Clare adds that with the growth of a gig economy, digital will change the skills that people will need anyway, with automation disrupting some jobs and so entailing re-skilling. That has to mean, she says, lifelong learning and not relying on someone turning up with “an abundance of qualifications, but rather having potential”.
New immigration rules that are a consequence of Brexit will affect people’s lives in ways we can’t be entirely sure about, and that is also true of the automation of automation that is signified by robotic process automation (RPA).
It is often assumed that the rise of the robots, whether just in software or as embodied in physical machines, will displace workers. But a feature Computer Weekly recently published by Steven Mathieson looks at how robotic software used in HR can be good for people.
Brian describes how Steven’s feature gives examples of how software-based RPA is being used in ways that are economically and socially beneficial.
Norwegian hairdressing chain Cutters has used RPA to help grow its business from just one salon in Bergen in December 2015 to 92 in five countries by the end of 2019. It offers 15-minute haircuts at a fixed price of NOK299 (about £25). Introducing RPA software from UiPath in March 2019 enables it to schedule haircuts when customers are there.
Another example of good RPA usage, also from a Nordic country, is to be found in Sweden’s Södertälje municipality, which serves an area west of Stockholm.
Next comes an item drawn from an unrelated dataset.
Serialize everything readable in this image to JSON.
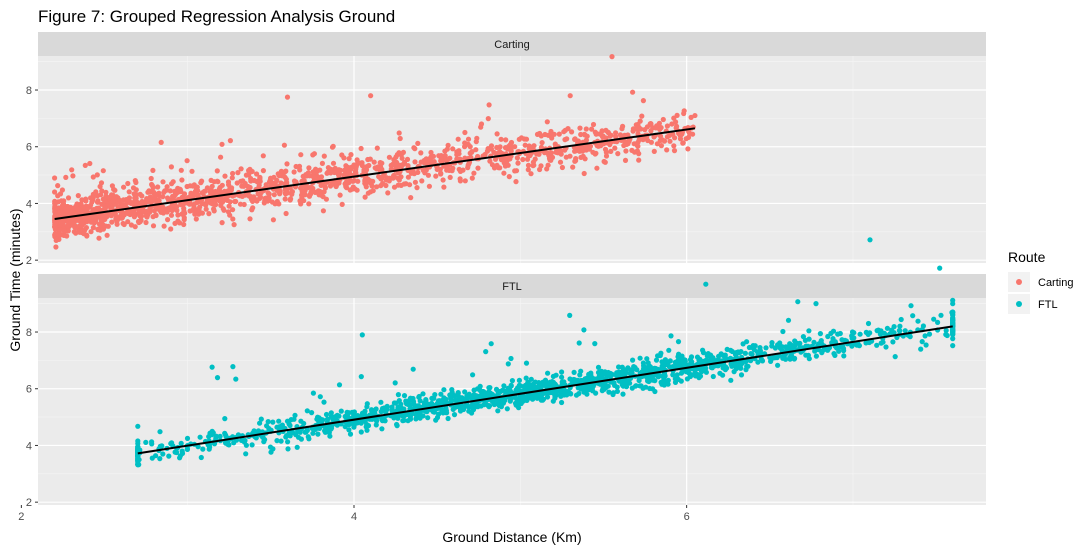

It has used software from Finland-based provider Digital Workforce to automate four HR processes internally, but is also experimenting with software picking a time for staff to visit elderly people who are applying for funding for taxis to attend medical appointments.
Widening the discussion out from RPA to how the team feels about robots, Brian reveals a third-degree connection to a robot called Betty – Betty Strands.
Betty is a MetraLabs SCITOS A5 robot, designed for indoor service operations. She is the brainchild of Nick Hawes, fellow at Pembroke College, Oxford, and associate professor in engineering science at the Oxford Robotics Institute. Betty herself has her own Twitter feed, and, says Brian, is popular among prospective students at open days at Pembroke College.
Betty has eyes, and Clare comments on how that is a feature that will often predispose humans to have empathic feelings for robots. Robots can, she says, make her feel a bit uncomfortable. Caroline mentions how people with autonomous hoovers, like Roombas, will often get them repaired rather than replace them because they have become like members of the family or companions. “People fall in love with their robots,” she says.
Caroline, though, draws the team’s attention to a US robot roundly ignored by customers, or worse, in a supermarket. Poor robot.